Les moments de sérénité et de recueillement à la mosquée de la sérénité dans le quartier de Labéita à Kénitra se sont transformés en une scène de terreur et de frayeur, lorsqu’une personne a pénétré dans la mosquée et a attaqué son imam de manière sauvage à l’aide d’une arme blanche, pendant la prière du maghreb jeudi dernier.
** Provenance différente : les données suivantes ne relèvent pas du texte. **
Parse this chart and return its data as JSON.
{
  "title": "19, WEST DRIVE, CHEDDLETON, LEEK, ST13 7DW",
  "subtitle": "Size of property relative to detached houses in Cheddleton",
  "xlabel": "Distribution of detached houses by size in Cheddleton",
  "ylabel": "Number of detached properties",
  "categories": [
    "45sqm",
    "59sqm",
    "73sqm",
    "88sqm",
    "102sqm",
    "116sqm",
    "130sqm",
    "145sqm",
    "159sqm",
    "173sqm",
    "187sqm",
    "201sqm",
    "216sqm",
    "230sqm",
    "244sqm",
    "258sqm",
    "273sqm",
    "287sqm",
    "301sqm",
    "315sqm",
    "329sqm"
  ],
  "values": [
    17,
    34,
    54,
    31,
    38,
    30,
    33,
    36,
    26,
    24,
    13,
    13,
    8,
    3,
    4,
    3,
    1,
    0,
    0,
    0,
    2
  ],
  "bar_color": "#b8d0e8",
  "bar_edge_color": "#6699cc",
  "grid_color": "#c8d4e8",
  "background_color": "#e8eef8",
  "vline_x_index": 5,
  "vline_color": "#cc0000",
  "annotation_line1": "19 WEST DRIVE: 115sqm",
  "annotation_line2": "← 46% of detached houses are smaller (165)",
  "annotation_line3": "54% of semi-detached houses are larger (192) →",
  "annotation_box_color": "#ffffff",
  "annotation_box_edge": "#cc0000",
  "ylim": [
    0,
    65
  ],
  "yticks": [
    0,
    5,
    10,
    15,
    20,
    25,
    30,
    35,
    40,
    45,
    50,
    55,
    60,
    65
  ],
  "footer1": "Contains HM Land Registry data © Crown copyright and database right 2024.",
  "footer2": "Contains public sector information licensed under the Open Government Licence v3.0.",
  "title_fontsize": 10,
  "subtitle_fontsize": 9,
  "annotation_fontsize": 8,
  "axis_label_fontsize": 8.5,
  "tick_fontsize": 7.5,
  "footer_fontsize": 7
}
Des rapports locaux ont révélé qu’après son arrestation, l’accusé a formulé des accusations étranges à l’encontre de la victime, prétendant que l’imam avait pratiqué la “sorcellerie” sur lui, dans une tentative désespérée de justifier son comportement criminel et de se présenter en victime.
Opération de sécurité précise se termine par l’arrestation du coupable
Les éléments de la police de la préfecture de Benimellal, en coordination étroite avec leurs homologues de Kénitra, ont identifié l’identité du suspect et son lieu de présence dans la zone rurale “Afourar” dans les environs de Benimellal, sur la base d’informations précises fournies par les services de la direction générale de la surveillance du territoire (DGST).
Dans les premières heures de l’aube du samedi 20 juin, les forces de sécurité ont mené une opération d’arrestation réussie en coordination avec les éléments de la gendarmerie royale, où le coupable a été arrêté sans résistance notable.
Le suspect a été immédiatement transféré pour subir une enquête judiciaire sous la supervision du parquet compétent, afin de révéler toutes les circonstances et les véritables motivations derrière cette agression criminelle qui a causé de graves blessures à l’imam (plaies au niveau de l’oreille, du visage et du coude) et a blessé une autre personne lors de sa tentative de fuite.
Enquêtes en cours et large condamnation
Les enquêtes sécuritaires et judiciaires se poursuivent pour déterminer les véritables motivations derrière ce crime odieux, qui a suscité une vague de condamnation et de choc parmi les fidèles et les habitants du quartier de Labéita et de Kénitra en général, ainsi que parmi un groupe de chefs religieux, qui ont averti de l’augmentation des cas d’agression visant la communauté.